ATTITUDE: Maddison Elliott in training at Coughlan's Swim Centre, Warners Bay. - Picture by Kitty Hill
ATTITUDE: Maddison Elliott in training at Coughlan's Swim Centre, Warners Bay. - Picture by Kitty Hill

Maitland's Maddison Elliott has been swimming since she was six months old.

The 12-year-old has six Australian athletics and three national swimming records for her age group.

Now Maddison, who has cerebral palsy, has her sights set on the London Olympics.

"I want to make it to the 2012 Paralympics and after that, the Commonwealth Games," she said yesterday.

Cerebral palsy is caused by damage to the motor control centres of the developing brain and results in limited movement and posture. Maddison does not let the condition slow her down.

"It makes it a bit harder but I don't really think about it," she said.

Maddison has caught the attention of Australian Swimming with Disability head coach Brendan Keogh, who has been monitoring her progress for the past few years.

She won five gold medals at the NSW Multi-Class Longcourse Swimming Championships, at Sydney Olympic Park Aquatic Centre, in Homebush, on October 23.

The year 6 student took up athletics two years ago and the exercise has helped to extend movement in her muscles.

"It helps me with my strength, especially on my right side, which is the worst," Maddison said.

"It's also really fun and I get to make new friends."

Maddison's hard work has paid off and she has been invited to compete at the Australian athletes with a disability junior championships in Canberra on November 20 and 21.

"I love it, I'm pretty excited and proud," she said.

Maddison trains in the pool five days a week.

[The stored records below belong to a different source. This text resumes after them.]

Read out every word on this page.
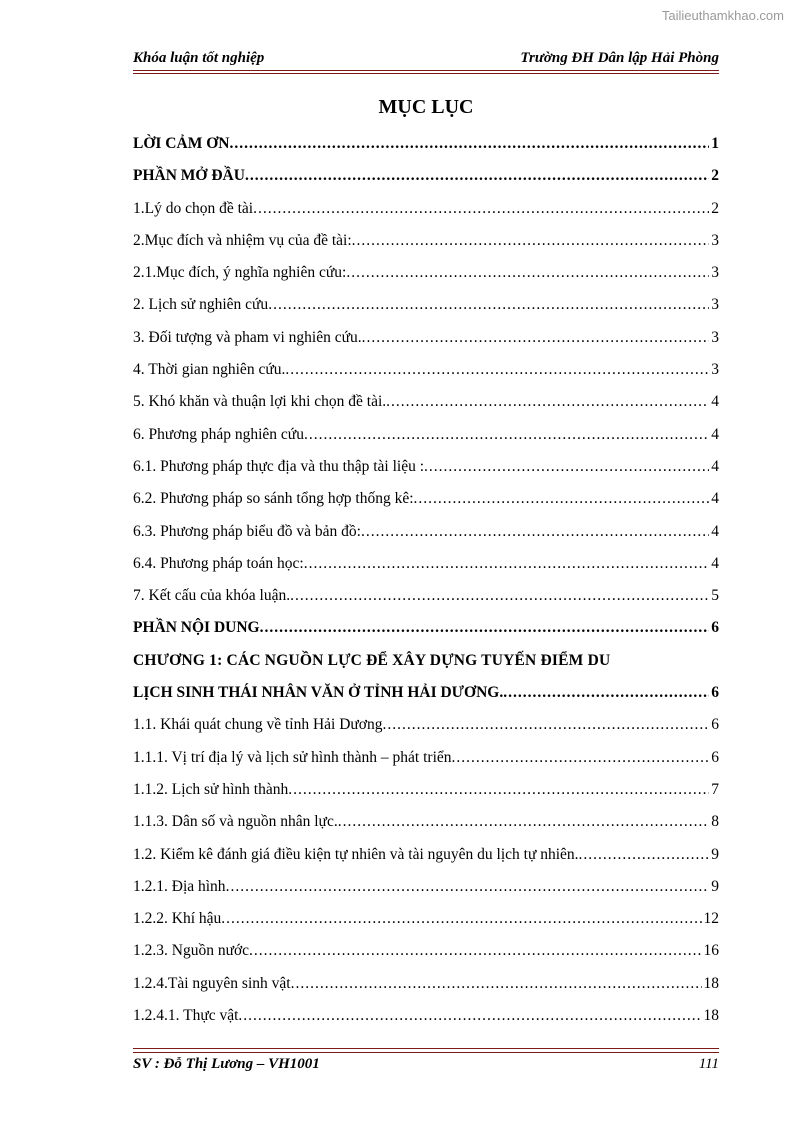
Tailieuthamkhao.com
Khóa luận tốt nghiệp	Trường ĐH Dân lập Hải Phòng
MỤC LỤC
LỜI CẢM ƠN .....	1
PHẦN MỞ ĐẦU .....	2
1.Lý do chọn đề tài .....	2
2.Mục đích và nhiệm vụ của đề tài: .....	3
2.1.Mục đích, ý nghĩa nghiên cứu: .....	3
2. Lịch sử nghiên cứu .....	3
3. Đối tượng và pham vi nghiên cứu. .....	3
4. Thời gian nghiên cứu. .....	3
5. Khó khăn và thuận lợi khi chọn đề tài. .....	4
6. Phương pháp nghiên cứu .....	4
6.1. Phương pháp thực địa và thu thập tài liệu : .....	4
6.2. Phương pháp so sánh tổng hợp thống kê: .....	4
6.3. Phương pháp biểu đồ và bản đồ: .....	4
6.4. Phương pháp toán học: .....	4
7. Kết cấu của khóa luận. .....	5
PHẦN NỘI DUNG .....	6
CHƯƠNG 1: CÁC NGUỒN LỰC ĐỂ XÂY DỰNG TUYẾN ĐIỂM DU
LỊCH SINH THÁI NHÂN VĂN Ở TỈNH HẢI DƯƠNG. .....	6
1.1. Khái quát chung về tỉnh Hải Dương .....	6
1.1.1. Vị trí địa lý và lịch sử hình thành – phát triển .....	6
1.1.2. Lịch sử hình thành .....	7
1.1.3. Dân số và nguồn nhân lực. .....	8
1.2. Kiểm kê đánh giá điều kiện tự nhiên và tài nguyên du lịch tự nhiên. .....	9
1.2.1. Địa hình .....	9
1.2.2. Khí hậu .....	12
1.2.3. Nguồn nước .....	16
1.2.4.Tài nguyên sinh vật .....	18
1.2.4.1. Thực vật .....	18
SV : Đỗ Thị Lương – VH1001	111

Her favourite swimming stroke?

"Butterfly," the smiling youngster said.

Maddison trains with head coach Paul Sharman and the junior coaches at Coughlan's Swim Centre, Warners Bay, and is a member of the Novocastrian Swimming Club.

"Maddi is a great athlete to work with," Sharman said.

"Her disability doesn't limit anything she wants to achieve and she is always prepared to listen and improve.

"She definitely inspires not just other disabled athletes but also all those who come into contact with her."